The ground floor of the visitor center is occupied by the Rose Bakery, a modern assemblage of plate glass and black steel that seems, topologically, to bend everything into its orbit, like a black hole of bad taste. Spacewise, the Maison de Balzac seemed unbalanced, as though every effort had been made to keep my eyes directed away from the actual home where Balzac had lived. A half-kempt garden occupies most of the grounds, while the home itself is tucked away in a corner. Looked at directly, the house is strikingly modest—a low, almost defensive-looking structure, huddled on the hillside like a barnacle. I went in.
Inside visitors are confronted, not with the building blocks of a home—trinkets, chairs, rugs—but with depictions of the man himself: twenty or so visions of Balzac, the bulk of them markedly ugly. Here, for instance, is a caricature by the lithographer Benjamin Roubaud, in which Balzac looks like a swollen, somehow arrogant thumb. If your taste veers more modern, admire Balzac, Monumental Head by Auguste Rodin, a slabby, gleaming bust that seems to be actively melting before your eyes and that fully delivers on the promise of its title: it is a head, and it is monumental. And for a very particular audience, here’s a sculpture of Balzac as a surprisingly svelte seal, leaning back coquettishly as though just surfaced from the seas of some sexually confusing fever dream. (Apparently the statuette was made by Hanz Lerche to capitalize on the negative reaction to Rodin’s Monument to Balzac, whose harshest critics noted the work’s Pinnipedian affinities.)

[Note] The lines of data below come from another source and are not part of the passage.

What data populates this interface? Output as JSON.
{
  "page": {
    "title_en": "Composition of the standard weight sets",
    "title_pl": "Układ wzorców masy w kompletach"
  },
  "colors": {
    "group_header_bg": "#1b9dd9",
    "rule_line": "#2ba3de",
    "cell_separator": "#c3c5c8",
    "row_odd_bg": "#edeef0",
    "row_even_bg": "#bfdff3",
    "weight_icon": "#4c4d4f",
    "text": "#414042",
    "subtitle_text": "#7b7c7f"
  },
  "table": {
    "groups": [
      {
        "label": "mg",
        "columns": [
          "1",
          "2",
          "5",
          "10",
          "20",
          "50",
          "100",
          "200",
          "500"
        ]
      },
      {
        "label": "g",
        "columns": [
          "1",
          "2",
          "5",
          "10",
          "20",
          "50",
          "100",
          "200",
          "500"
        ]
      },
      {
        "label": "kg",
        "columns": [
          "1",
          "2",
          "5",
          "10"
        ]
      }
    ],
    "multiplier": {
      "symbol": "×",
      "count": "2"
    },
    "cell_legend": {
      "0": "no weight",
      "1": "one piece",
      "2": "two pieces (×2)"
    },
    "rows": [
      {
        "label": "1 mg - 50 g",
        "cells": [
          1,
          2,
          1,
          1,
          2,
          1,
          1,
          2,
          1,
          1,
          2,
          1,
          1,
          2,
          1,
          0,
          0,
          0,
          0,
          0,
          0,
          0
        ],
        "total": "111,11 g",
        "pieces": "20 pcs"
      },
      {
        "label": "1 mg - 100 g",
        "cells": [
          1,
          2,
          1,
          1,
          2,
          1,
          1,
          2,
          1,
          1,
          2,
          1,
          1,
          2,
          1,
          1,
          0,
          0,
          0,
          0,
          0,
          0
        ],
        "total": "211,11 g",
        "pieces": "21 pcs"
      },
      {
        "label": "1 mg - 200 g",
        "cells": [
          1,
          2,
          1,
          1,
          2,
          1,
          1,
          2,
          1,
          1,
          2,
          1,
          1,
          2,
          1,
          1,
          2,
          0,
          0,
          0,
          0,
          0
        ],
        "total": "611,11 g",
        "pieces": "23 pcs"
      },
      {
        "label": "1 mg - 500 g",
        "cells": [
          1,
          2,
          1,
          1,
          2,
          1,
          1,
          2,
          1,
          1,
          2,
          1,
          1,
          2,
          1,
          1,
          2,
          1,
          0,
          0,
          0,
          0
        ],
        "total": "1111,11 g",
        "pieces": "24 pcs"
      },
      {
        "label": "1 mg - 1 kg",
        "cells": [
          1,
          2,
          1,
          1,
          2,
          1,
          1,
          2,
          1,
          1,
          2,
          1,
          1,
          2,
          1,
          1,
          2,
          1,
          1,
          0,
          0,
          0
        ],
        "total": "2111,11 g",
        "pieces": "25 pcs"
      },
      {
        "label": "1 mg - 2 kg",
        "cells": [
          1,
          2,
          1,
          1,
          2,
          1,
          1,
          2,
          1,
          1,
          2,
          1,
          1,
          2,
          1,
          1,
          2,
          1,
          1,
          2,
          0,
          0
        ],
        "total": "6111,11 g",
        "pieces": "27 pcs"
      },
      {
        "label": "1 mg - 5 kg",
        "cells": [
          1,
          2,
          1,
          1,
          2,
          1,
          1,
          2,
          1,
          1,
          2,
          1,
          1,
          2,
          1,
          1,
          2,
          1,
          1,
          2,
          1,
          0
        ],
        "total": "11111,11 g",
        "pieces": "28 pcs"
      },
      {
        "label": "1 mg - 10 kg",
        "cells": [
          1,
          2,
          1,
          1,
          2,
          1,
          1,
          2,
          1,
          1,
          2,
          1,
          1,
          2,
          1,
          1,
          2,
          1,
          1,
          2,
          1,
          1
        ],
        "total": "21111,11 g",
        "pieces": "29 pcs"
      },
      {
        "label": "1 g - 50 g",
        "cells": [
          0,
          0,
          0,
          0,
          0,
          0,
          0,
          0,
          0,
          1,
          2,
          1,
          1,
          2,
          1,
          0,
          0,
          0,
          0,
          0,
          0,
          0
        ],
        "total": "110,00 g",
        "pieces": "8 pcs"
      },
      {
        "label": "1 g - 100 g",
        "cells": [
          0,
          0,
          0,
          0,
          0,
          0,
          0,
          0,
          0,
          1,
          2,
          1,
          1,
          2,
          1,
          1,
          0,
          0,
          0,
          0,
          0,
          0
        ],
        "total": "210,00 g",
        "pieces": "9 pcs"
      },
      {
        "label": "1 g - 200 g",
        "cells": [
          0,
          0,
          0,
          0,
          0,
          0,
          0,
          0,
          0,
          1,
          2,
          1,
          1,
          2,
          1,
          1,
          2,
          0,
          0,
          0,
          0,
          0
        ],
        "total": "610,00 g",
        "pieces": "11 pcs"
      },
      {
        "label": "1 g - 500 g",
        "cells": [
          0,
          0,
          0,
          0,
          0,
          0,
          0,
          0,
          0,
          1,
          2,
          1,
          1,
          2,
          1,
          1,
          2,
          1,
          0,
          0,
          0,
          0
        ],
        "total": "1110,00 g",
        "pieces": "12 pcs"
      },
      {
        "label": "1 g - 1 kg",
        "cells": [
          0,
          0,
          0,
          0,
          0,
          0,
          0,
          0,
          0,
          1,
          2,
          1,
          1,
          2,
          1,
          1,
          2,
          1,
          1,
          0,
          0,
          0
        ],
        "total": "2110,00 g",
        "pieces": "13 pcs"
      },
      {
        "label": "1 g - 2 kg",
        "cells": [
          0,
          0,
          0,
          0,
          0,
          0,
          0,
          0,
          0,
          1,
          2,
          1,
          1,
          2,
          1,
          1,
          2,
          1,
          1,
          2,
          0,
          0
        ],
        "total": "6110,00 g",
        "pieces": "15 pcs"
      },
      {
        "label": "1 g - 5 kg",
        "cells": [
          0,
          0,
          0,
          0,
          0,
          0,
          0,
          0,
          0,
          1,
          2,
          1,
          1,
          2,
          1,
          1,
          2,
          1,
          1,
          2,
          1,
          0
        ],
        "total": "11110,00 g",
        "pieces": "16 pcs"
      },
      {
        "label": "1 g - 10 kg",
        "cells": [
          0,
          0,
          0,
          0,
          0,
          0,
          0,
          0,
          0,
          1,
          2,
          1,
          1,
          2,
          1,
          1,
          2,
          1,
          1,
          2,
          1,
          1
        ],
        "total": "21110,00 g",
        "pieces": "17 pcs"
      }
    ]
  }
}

Seven aggressively productive years of Balzac’s life were spent here. In 1840, harried by creditors in Paris and looking to disappear, he fled to the western suburb of Passy, going so far as to rent the property under the name of his housekeeper, Louise Breugniot. Naturally, a sense of guardedness animates the home. In his biography of Balzac, Graham Robb describes it as “a cunning little house,” partly hidden between an upper road and a lower road, while the writer Gérard de Nerval, Balzac’s close friend, referred to it as “an upside-down house.” It was here that Balzac went about his customary routines, composing his novels in the early morning hours and taking breaks to write passionate, lengthy letters to his mistress Eveline Hańska, the Polish noblewoman he later married, or gorge on stone fruits and pomes. Balzac was, by all accounts, extremely partial to pears, and their delicate, rounded scent pervaded the home in Passy.